O nome que ninguém ousa pronunciar é o do governador José Serra, protegido dos ataques pela dianteira nas pesquisas para a eleição de 2010 e a perspectiva de voltarem todos juntos com ele ao poder central. Na impossibilidade de atirar para o alto, o tucanato atira para os lados.
O líder do PSDB na Câmara, deputado José Aníbal, por exemplo. Deu anteontem duas entrevistas acusando Kassab e o secretário de Governo municipal, Clóvis Carvalho, de quererem destruir o partido e criar “uma zona de sombra” para levar o eleitorado a acreditar que a administração municipal é do PSDB.
“Não é, é do DEM”, diz o deputado, em franca luta livre com os fatos. Quais sejam: Kassab comanda equipe montada por Serra à imagem e semelhança do PSDB na proporção de 80%, não dá um passo fora do roteiro herdado e transfere veleidades de autonomia para quando, e se, for eleito com os próprios votos.
No deserto
Os pretendentes aos cargos de prefeito e seus encorpados padrinhos deixaram a Associação dos Magistrados Brasileiros falando sozinha sobre os candidatos fichas-sujas.
A AMB já divulgou três listas de postulantes com contas em aberto na Justiça. Pesquisou mais de 1.400 nomes de postulantes nas grandes cidades e chegou à conta de 113 processados.
As informações estão na internet, mas o assunto é ignorado até por parte daqueles que abraçaram com vigor a tese da melhor ética no exame da vida pregressa de candidatos.
Sem a indução dos políticos, o debate não prospera. Com isso, ficam desperdiçados o espaço, os instrumentos (inclusive públicos) e a visibilidade que poderiam ser usados para elevar o grau de educação política do eleitor.
Por oportunismo e auto-referência, preferem se esforçar para mostrar o quanto são amigos do presidente Lula do que estreitar genuínos laços de amizade com o eleitorado.
Régua e compasso
Em julho, o governador do Rio, Sérgio Cabral, qualificou de “imbecis” e “débeis mentais” os policiais que confundiram com traficante e mataram um menino de três anos.
Agora, diz que são “safados” e “vagabundos” os cinco médicos que faltaram ao plantão deixando um hospital público sem atendimento no fim de semana.
Todos provavelmente merecem os adjetivos, mas a população merece mais.

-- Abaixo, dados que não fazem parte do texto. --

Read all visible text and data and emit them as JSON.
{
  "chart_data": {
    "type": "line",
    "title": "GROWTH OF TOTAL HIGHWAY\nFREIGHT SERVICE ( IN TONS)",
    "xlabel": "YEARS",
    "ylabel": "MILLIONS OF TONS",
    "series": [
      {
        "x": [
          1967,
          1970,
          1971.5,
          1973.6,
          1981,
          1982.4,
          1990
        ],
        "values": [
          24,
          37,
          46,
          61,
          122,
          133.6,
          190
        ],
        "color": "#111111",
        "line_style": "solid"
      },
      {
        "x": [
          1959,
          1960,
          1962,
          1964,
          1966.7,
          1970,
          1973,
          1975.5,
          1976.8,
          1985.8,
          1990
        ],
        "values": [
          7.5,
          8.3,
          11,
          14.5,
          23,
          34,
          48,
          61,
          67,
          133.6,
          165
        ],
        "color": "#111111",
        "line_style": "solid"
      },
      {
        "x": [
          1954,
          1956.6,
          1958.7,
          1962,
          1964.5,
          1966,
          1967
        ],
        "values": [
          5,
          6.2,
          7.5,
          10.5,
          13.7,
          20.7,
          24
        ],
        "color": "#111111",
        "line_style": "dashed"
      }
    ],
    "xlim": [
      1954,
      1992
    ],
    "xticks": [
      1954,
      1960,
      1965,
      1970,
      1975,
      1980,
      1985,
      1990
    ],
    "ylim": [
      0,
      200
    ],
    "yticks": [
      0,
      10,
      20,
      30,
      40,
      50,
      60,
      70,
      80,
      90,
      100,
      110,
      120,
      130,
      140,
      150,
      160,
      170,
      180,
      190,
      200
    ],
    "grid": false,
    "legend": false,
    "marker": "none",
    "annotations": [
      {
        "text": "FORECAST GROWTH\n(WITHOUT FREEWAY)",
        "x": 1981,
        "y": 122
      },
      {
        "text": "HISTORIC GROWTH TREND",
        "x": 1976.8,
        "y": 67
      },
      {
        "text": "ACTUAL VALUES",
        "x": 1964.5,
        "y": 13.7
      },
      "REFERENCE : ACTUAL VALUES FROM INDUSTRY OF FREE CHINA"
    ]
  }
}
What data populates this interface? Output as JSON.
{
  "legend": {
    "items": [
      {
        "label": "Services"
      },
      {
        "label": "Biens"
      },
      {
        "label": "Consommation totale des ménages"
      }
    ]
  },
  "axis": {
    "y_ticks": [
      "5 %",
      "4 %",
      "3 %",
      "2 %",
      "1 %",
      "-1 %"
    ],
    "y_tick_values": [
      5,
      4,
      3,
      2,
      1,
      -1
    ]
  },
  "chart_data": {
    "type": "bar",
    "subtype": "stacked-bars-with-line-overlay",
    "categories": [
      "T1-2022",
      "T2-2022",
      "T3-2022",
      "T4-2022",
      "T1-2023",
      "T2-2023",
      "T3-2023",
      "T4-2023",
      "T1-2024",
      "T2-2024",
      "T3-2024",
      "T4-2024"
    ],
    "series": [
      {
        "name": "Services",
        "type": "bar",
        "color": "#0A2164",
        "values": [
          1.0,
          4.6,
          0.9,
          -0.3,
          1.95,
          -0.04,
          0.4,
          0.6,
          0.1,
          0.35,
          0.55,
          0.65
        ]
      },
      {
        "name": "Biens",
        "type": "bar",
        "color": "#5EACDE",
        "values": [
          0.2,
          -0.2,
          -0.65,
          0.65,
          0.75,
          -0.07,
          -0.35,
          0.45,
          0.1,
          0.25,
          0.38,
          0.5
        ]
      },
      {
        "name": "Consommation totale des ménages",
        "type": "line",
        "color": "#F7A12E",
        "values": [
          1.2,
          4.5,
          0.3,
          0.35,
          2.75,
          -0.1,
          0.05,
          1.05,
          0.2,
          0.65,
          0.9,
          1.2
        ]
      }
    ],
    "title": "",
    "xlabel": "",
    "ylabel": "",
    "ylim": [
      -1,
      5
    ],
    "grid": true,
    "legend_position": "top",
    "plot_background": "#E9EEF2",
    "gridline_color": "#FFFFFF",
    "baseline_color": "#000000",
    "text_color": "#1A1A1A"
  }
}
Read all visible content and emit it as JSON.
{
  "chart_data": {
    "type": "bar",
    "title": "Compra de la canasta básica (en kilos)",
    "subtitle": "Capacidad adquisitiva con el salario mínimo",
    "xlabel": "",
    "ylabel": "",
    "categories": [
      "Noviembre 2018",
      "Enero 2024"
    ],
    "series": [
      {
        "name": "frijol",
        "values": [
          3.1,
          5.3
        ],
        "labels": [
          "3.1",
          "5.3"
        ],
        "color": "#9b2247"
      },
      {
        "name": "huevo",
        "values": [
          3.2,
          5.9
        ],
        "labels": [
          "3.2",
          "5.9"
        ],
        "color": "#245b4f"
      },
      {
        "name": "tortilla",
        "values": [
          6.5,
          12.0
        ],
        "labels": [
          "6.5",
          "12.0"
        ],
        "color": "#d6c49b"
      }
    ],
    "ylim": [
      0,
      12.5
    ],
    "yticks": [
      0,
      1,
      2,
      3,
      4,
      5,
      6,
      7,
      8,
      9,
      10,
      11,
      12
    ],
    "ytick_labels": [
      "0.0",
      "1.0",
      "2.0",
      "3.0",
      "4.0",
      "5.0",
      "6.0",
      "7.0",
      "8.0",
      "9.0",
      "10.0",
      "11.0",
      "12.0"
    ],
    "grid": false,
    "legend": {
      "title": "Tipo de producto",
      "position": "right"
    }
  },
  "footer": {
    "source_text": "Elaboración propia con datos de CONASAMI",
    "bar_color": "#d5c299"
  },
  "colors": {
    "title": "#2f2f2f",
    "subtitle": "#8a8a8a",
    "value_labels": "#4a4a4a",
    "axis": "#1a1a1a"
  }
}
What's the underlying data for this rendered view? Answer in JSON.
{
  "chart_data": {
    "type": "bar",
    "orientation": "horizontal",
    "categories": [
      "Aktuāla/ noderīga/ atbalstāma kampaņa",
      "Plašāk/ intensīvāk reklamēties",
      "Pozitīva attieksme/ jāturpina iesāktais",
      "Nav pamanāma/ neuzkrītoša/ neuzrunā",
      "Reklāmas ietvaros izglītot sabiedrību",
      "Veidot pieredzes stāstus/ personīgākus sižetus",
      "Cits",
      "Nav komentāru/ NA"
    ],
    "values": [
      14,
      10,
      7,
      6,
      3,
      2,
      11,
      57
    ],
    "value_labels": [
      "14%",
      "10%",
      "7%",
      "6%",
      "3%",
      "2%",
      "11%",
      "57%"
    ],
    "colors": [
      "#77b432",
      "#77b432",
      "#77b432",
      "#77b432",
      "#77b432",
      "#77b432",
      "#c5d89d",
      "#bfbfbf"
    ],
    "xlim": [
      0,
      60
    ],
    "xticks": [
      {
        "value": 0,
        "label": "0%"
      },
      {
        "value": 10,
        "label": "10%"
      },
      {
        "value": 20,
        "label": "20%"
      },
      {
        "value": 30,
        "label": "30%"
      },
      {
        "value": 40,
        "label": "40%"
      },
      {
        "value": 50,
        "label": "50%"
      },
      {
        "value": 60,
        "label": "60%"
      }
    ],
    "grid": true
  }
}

Cabral, que já havia tomado emprestado do governador Aécio Neves o figurino mundano cuidadosamente mantido no limite da responsabilidade, vai incorporando o modelo adotado pelo presidente Lula de tratar questões de governo em termos inflamados, quase como um discurso de oposição.
Lula faz sucesso com essa maneira esperta de escapar das cobranças desviando o foco para a “denúncia” dos problemas como se não tivesse sido eleito exatamente para solucioná-los. É um jeito de demonstrar permanente “preocupação” e, assim, manter acesa a chama da identificação popular.
A fórmula seria perfeita, não fora o senão devidamente estabelecido por Abraham Lincoln em sua célebre frase sobre o caráter perecível e a amplitude restrita da ilusão.
Detalhe
Se o PSDB não consegue administrar uma disputa municipal em condições razoáveis, terá trabalho para convencer o eleitor de que está apto a administrar o País de maneira minimamente aceitável.